Sky Jumpers Book 2 (9 page)

Read Sky Jumpers Book 2 Online

Authors: Peggy Eddleman

I looked away so he wouldn’t see that my eyes watered. I had my birth mom’s smile! I smiled again, to see how it felt now that I knew.

Everyone chatted as we rode, and the wind picked up. It blew in our faces for hours and hours and I didn’t think it would ever stop. The wind finally died down about the time we dismounted for the day. Cole put together sandwiches while everyone watered the horses, set up their pen, and built a fire. So much dirt had hit us, I used the time before dinner to go to the horse pen and brush Ruben’s coat.

When I finished, I pushed my hair off my forehead and wondered how it was possible for so much dirt to be in one place! I tried to run my fingers through my hair, but I could barely wiggle them in.

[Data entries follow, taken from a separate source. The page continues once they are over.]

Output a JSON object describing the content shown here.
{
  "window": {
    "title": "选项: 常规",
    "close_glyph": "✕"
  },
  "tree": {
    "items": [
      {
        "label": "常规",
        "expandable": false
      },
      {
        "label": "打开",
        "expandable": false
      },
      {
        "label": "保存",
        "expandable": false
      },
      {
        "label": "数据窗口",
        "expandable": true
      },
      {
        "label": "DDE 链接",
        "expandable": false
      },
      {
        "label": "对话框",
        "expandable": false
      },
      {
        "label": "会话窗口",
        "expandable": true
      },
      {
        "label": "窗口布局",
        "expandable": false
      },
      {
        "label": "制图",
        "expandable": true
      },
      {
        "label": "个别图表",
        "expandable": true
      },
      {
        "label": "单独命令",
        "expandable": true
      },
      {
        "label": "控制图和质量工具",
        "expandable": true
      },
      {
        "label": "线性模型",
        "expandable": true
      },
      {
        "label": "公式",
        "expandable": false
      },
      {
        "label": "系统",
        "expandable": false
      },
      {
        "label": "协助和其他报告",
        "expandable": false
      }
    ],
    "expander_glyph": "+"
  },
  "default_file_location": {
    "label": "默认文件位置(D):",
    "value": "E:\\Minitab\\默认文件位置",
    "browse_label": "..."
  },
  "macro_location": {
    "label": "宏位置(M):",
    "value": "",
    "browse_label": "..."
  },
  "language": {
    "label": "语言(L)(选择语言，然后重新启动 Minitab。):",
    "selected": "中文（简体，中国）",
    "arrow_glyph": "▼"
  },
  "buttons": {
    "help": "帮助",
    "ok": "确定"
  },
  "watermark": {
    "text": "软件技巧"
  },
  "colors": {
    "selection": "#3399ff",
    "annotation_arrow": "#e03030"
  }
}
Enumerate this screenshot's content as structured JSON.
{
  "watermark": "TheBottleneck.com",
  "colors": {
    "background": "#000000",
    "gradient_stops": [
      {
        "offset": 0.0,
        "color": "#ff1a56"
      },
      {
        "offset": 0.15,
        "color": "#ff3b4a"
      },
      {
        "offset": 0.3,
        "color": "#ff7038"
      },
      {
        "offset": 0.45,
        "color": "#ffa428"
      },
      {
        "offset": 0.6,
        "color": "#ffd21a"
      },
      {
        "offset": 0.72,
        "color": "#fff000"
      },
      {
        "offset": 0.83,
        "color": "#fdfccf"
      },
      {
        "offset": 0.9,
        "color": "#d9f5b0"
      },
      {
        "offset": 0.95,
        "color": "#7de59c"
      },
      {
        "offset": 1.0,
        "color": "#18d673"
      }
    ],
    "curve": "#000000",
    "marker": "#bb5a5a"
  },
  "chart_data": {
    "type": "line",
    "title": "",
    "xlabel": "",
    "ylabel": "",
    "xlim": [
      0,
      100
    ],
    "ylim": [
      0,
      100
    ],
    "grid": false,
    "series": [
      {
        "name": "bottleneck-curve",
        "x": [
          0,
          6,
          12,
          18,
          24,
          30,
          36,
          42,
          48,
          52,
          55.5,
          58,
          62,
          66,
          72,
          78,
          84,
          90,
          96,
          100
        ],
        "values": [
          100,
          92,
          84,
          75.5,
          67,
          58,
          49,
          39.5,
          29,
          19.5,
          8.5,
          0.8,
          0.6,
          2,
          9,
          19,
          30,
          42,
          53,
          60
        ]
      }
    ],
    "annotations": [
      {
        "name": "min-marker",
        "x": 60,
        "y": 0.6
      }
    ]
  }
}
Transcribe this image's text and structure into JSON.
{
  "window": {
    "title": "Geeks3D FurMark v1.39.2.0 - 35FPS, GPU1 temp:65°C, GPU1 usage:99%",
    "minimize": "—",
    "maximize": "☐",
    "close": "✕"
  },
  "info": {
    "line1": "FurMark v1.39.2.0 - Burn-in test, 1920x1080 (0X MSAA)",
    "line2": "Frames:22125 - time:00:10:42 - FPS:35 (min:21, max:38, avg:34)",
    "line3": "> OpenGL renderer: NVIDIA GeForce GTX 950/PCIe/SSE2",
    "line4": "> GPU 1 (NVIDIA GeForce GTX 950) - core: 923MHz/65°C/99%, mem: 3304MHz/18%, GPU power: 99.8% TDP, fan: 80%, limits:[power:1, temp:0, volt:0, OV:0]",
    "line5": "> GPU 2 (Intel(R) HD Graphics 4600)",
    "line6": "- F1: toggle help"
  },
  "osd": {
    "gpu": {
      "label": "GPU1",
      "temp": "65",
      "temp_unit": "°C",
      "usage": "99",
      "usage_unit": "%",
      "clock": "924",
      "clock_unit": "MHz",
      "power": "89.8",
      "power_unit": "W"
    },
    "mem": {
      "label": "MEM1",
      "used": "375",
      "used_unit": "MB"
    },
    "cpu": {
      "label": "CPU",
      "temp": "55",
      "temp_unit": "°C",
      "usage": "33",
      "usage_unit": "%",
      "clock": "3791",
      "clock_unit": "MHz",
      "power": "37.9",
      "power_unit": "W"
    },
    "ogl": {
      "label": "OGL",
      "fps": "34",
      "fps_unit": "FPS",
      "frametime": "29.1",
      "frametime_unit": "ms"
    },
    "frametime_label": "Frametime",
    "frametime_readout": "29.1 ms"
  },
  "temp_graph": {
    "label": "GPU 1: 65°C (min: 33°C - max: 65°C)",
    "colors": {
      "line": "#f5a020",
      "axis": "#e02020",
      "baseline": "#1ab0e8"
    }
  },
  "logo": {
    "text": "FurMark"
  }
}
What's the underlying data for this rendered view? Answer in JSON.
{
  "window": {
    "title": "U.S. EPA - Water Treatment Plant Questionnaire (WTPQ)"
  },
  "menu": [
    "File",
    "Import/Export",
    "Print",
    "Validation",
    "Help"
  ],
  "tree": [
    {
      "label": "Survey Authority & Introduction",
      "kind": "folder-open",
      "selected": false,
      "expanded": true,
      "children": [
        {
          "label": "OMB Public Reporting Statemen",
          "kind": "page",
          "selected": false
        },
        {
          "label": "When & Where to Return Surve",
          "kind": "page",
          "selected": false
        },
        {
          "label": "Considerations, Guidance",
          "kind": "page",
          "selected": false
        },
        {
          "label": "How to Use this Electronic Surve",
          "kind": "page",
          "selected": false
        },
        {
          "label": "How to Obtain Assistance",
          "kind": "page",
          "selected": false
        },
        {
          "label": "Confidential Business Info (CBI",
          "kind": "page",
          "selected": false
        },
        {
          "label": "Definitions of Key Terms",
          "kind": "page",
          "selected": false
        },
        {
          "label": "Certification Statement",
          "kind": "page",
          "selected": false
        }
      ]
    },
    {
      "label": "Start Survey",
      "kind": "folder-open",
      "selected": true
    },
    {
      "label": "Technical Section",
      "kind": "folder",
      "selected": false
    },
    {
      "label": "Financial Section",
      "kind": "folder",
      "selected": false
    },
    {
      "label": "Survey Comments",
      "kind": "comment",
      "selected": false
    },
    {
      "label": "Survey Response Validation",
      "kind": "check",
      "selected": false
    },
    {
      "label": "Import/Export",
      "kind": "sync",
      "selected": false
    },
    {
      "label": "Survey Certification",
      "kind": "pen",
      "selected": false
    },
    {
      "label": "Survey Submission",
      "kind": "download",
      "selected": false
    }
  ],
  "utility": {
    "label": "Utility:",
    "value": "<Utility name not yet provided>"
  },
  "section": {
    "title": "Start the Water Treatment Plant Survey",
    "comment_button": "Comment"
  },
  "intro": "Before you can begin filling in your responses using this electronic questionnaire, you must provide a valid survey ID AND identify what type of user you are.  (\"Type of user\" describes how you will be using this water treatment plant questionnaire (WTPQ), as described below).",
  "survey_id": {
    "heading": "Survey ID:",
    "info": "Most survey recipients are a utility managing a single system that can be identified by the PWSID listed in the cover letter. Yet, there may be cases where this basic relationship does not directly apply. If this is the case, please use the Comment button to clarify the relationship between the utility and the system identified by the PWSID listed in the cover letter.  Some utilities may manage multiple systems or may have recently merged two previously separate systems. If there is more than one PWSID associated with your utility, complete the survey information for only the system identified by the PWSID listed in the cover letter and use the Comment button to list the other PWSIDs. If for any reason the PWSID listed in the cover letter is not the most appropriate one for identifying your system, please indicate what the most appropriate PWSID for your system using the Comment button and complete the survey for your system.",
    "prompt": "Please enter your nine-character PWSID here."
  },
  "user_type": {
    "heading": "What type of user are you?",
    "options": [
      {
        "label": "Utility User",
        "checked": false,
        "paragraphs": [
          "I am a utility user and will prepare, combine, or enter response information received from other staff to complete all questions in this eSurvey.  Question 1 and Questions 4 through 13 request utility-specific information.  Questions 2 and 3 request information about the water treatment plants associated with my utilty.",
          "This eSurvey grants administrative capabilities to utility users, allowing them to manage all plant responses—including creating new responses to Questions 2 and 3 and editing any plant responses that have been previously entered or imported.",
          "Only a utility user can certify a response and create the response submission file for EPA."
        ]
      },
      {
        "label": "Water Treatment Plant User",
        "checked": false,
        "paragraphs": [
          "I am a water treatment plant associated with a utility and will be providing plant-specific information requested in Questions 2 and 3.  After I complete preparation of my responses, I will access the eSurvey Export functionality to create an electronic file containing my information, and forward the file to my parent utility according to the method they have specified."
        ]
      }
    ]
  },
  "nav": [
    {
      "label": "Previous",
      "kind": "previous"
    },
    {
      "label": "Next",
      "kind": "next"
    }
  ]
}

And my scalp felt caked in dust. So were my skin and my clothes. And my shoes. And my bag. The wind had brought cooler weather, but that didn’t stop most of us from walking right out into the river to wash off.

We huddled around the campfire, trying to dry off and warm up, before burrowing into our bedrolls. The third night in a row with no tents. It would’ve been nicer to have them, but everyone was tired. We all just scrunched in closer to the fire.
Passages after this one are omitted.